A skydiver jumps out of a hovering helicopter. A few seconds later, another diver jumps out, so they both fall along the same vertical line relative to the helicopter. Both divers fall with the same acceleration. Does the vertical distance between them a) increase, b) decrease or, c) stay the same? Does the difference in their velocities d)increase e) decrease or, f)stay the same? (the answer is (a) and (f) but how does the distance increase if their acceleration is the same?

Answer 1

The velocity of the first diver is always more than the velocity of the second diver hence more distance covered by the first diver over the same time

Step-by-step explanation:

In free fall

v^2 = u^2 + 2×g×S

If the initial velocity of the first diver = final velocity of the second diver then

v-u = constant

That means

S or distance between them is

= (v^2-u^2)/(2×g)

= (v+u)×(v-u)÷(2×g)

S = k×(v+u) where k = constant

Thus as v and u increases the distance between the two divers S increase

Answer 2

distance difference would a) increase

speed difference would f) stay the same

Step-by-step explanation:

Let t be the time the 2nd skydiver takes to travel, since the first skydiver jumped first, his time would be t + Δt where Δt represent the duration between the the first skydiver and the 2nd one. Remember that as t progress (increases), Δt remain constant.

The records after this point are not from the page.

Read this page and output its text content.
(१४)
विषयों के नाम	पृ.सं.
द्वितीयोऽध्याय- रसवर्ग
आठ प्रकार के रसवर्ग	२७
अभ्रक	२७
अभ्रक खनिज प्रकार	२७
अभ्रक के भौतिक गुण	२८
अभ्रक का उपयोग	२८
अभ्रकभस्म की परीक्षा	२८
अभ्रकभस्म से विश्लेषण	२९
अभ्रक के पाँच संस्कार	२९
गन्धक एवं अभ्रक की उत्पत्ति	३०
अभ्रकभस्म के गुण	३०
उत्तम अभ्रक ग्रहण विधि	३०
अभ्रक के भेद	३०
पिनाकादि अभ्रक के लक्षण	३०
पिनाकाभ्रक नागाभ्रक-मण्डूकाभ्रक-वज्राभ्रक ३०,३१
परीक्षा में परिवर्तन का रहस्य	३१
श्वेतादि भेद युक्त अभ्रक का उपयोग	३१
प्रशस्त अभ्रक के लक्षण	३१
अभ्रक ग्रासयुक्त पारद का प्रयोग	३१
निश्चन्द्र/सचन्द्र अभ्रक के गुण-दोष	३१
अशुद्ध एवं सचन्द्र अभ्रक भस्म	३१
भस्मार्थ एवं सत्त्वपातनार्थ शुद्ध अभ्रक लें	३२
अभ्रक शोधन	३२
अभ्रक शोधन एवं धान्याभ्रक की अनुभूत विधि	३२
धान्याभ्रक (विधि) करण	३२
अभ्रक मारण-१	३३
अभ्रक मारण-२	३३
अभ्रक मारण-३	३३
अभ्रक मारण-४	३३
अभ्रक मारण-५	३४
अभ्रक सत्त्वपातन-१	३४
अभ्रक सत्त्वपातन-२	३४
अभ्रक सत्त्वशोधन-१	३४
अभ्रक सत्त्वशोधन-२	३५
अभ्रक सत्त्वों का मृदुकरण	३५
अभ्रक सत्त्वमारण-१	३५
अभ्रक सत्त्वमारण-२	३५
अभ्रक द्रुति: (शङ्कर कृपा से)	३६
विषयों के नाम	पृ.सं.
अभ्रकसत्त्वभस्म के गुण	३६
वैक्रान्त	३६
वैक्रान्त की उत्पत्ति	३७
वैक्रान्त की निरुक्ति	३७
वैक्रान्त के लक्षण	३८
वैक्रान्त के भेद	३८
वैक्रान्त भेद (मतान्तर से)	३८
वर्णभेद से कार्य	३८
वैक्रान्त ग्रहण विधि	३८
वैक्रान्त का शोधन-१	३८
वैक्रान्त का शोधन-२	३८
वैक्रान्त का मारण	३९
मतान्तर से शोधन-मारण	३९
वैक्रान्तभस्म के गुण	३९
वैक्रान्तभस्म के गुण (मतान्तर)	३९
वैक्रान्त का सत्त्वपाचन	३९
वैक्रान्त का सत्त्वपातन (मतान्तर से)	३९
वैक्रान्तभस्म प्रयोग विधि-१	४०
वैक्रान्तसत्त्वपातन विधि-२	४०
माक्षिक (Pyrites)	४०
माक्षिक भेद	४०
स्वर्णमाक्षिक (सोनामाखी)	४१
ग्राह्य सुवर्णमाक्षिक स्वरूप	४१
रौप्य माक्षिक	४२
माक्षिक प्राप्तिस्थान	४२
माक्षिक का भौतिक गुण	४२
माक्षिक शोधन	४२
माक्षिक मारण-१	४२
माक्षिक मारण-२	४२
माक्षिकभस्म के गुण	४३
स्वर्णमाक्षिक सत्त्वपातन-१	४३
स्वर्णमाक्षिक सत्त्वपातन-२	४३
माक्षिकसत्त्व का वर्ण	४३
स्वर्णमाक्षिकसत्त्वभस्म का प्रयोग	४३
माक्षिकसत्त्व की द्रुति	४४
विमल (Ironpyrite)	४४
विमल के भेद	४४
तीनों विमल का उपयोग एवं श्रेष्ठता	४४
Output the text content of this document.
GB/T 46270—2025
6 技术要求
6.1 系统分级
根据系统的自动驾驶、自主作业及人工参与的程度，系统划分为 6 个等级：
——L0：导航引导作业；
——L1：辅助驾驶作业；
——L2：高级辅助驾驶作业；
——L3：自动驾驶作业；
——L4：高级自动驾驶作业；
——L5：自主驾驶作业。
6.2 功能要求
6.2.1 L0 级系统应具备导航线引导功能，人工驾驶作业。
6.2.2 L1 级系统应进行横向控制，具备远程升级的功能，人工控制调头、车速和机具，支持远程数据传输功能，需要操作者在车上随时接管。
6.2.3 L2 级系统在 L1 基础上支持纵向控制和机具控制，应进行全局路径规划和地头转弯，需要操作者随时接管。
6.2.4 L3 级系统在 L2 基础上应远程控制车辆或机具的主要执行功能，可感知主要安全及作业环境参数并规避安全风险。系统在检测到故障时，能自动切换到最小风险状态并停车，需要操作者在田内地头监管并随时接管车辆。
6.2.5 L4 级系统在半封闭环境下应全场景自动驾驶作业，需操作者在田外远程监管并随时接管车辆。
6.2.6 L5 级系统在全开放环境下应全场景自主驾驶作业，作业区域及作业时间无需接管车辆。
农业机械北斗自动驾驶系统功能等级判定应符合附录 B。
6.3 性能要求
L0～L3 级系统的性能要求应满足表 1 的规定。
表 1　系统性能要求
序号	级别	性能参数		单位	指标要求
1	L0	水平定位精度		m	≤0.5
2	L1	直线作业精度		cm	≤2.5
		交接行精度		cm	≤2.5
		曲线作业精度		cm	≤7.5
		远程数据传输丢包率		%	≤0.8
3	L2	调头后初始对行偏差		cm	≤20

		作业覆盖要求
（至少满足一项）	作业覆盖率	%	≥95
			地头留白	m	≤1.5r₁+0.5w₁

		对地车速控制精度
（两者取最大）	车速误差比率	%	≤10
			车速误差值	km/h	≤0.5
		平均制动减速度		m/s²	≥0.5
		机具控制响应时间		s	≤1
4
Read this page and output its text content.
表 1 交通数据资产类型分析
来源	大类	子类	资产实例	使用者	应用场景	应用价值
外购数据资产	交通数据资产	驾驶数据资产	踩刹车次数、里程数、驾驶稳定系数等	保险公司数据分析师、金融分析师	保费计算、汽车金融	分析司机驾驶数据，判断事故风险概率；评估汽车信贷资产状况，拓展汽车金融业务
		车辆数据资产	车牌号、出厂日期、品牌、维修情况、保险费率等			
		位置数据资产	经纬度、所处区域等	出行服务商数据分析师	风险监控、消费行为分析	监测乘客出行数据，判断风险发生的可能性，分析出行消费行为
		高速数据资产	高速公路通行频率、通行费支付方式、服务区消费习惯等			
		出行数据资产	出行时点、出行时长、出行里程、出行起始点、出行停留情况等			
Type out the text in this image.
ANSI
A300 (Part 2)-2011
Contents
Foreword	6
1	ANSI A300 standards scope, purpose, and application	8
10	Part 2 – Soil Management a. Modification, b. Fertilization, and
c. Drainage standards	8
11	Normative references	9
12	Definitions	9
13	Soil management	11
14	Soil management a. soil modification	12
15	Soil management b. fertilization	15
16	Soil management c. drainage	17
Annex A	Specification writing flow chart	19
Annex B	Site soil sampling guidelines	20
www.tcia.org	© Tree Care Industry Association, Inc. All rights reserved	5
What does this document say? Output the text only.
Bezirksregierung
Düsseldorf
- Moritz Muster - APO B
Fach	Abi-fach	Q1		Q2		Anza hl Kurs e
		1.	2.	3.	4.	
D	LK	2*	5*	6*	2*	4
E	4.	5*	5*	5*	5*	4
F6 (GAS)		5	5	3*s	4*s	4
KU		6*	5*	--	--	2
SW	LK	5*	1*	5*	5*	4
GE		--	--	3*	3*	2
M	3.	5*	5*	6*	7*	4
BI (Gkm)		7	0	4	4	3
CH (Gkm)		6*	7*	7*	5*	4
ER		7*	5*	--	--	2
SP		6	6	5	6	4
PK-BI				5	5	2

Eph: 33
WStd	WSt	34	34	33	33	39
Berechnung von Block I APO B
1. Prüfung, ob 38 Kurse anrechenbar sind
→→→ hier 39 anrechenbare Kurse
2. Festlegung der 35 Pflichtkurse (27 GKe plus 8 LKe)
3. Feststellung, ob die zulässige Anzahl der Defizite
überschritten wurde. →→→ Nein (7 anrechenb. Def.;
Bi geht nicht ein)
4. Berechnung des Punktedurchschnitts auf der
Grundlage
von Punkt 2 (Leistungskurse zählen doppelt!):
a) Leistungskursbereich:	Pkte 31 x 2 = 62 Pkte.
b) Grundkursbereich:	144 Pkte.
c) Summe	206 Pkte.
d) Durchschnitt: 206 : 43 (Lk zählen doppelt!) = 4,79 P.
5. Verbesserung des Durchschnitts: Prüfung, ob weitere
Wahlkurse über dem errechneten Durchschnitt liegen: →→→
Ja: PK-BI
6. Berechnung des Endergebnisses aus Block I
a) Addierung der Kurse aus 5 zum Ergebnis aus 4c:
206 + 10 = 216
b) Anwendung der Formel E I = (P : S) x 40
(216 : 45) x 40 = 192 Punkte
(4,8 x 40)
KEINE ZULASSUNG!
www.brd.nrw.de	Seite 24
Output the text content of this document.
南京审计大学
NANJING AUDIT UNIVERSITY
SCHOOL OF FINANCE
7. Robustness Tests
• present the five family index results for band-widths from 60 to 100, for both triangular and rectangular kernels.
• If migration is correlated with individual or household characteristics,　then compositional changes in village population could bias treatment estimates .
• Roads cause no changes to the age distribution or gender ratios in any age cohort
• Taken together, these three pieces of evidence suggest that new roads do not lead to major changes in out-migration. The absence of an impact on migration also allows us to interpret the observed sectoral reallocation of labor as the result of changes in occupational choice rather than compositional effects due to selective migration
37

Their equations of motion for distance and velocities are

`s_2 = gt^2/2`

`s_1 = g(t + \Delta t)^2/2`

`v_2 = gt`

`v_1 = g(t + \Delta t)`

Their difference in distance are therefore:

`\Delta s = s_1 - s_2 = g(t + \Delta t)^2/2 - gt^2/2`

`\Delta s = g/2((t + \Delta t)^2 - t^2)`

`\Delta s = g/2(t + \Delta t - t)(t + \Delta t + t)` (As
`A^2 - B^2 = (A-B)(A+B)`

`\Delta s = g\Delta t/2(2t + \Delta t)`

So as time progress t increases, Δs would also increases, their distance becomes wider with time.

Similarly for their velocity difference

`\Delta v = v_1 - v_2 = g(t + \Delta t) - gt`

`\Delta v = gt + g\Delta t - gt = g\Delta t`

Since g and Δt both are constant, Δv would also remain constant, their difference in velocity remain the same.

This of this in this way: only the DIFFERENCE in speed stay the same, their own individual speed increases at same rate (due to same acceleration g). But the first skydiver is already at a faster speed (because he jumped first) when the 2nd one jumps. The 1st one would travel more distance compare to the 2nd one in a unit of time.